Malesky and Nguyen (2024, Journal of Comments and Replications in Economics, MN) reassess a recent study on the long-term effects of wartime violence on civic engagement in Vietnam, attributing discrepancies in previous findings to coding and historical errors. They argue that prewar party strength, rather than wartime exposure, drives Vietnam’s contemporary engagement and membership in social organizations. However, their reanalysis introduces a significant error by omitting crucial geographic covariates, which are essential for the validity of the original study’s quasi-experimental design and were included in the model specifications by Barceló (2021) and, also, in Miguel and Roland (2011). MN claim that two control variables, South and Latitude are collinear, leading them to drop both from their models. This decision is a fundamental mistake: first, collinearity affects the relationship between control variables, not the treatment of interest (Distance), making it irrelevant for estimating the treatment effect. Second, the appropriate response to collinearity is to remove one of the collinear variables, not both.

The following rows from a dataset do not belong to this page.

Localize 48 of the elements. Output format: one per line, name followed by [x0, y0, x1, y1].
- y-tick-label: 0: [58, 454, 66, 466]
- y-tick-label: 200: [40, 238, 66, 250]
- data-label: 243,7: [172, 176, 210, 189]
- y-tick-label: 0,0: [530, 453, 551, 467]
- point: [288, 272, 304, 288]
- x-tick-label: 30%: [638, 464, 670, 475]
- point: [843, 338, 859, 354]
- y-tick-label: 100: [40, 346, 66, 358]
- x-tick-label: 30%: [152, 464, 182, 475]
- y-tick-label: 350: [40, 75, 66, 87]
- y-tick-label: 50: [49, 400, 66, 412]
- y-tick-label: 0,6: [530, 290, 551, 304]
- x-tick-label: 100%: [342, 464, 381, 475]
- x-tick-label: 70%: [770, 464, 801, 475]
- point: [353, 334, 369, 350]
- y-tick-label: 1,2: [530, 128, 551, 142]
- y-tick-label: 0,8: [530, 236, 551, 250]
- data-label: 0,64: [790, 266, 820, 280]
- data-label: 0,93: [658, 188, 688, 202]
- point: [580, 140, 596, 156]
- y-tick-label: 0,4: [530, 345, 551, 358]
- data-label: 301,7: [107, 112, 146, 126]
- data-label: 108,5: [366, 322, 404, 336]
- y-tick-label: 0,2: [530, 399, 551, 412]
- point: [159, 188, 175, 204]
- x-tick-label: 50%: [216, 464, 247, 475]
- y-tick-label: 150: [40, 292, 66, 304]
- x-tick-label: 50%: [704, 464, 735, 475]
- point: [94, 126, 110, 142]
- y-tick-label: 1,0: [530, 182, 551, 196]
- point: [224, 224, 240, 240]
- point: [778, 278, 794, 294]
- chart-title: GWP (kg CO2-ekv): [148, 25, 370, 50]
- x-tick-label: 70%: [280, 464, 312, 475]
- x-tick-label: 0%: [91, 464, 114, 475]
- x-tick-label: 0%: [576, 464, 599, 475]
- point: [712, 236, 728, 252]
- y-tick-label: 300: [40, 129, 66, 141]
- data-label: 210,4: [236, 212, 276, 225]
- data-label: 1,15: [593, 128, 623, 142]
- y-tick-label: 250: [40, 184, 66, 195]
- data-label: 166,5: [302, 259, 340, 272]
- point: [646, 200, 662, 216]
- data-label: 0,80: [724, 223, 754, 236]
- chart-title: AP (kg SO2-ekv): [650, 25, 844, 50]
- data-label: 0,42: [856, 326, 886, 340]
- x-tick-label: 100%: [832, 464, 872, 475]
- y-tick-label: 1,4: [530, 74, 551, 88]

This misspecification leads to omitted variable bias and a violation of the exclusion restriction of the instrumental variable model, as the border distance treatment becomes conflated with the South-North distinction due to the asymmetrical distribution of Vietnamese residents across the 17th parallel. Once this omission is corrected and either \textit{South} or \textit{Latitude}, or both, are properly accounted for, the originally reported results withstand all of MN’s other proposed modifications, including controlling for prewar party strength, excluding provinces with greater prewar party strength, applying various clustering structures of standard errors, and controlling for ethnicity, among others.
This manuscript confirms that wartime exposure indeed enhanced long-term civic engagement and participatory values across Vietnam, countering MN's critique. Furthermore, it contributes to legacy studies by highlighting how improper model specifications can produce biased estimates that obscure, rather than clarify, our understanding of the legacy of historical events.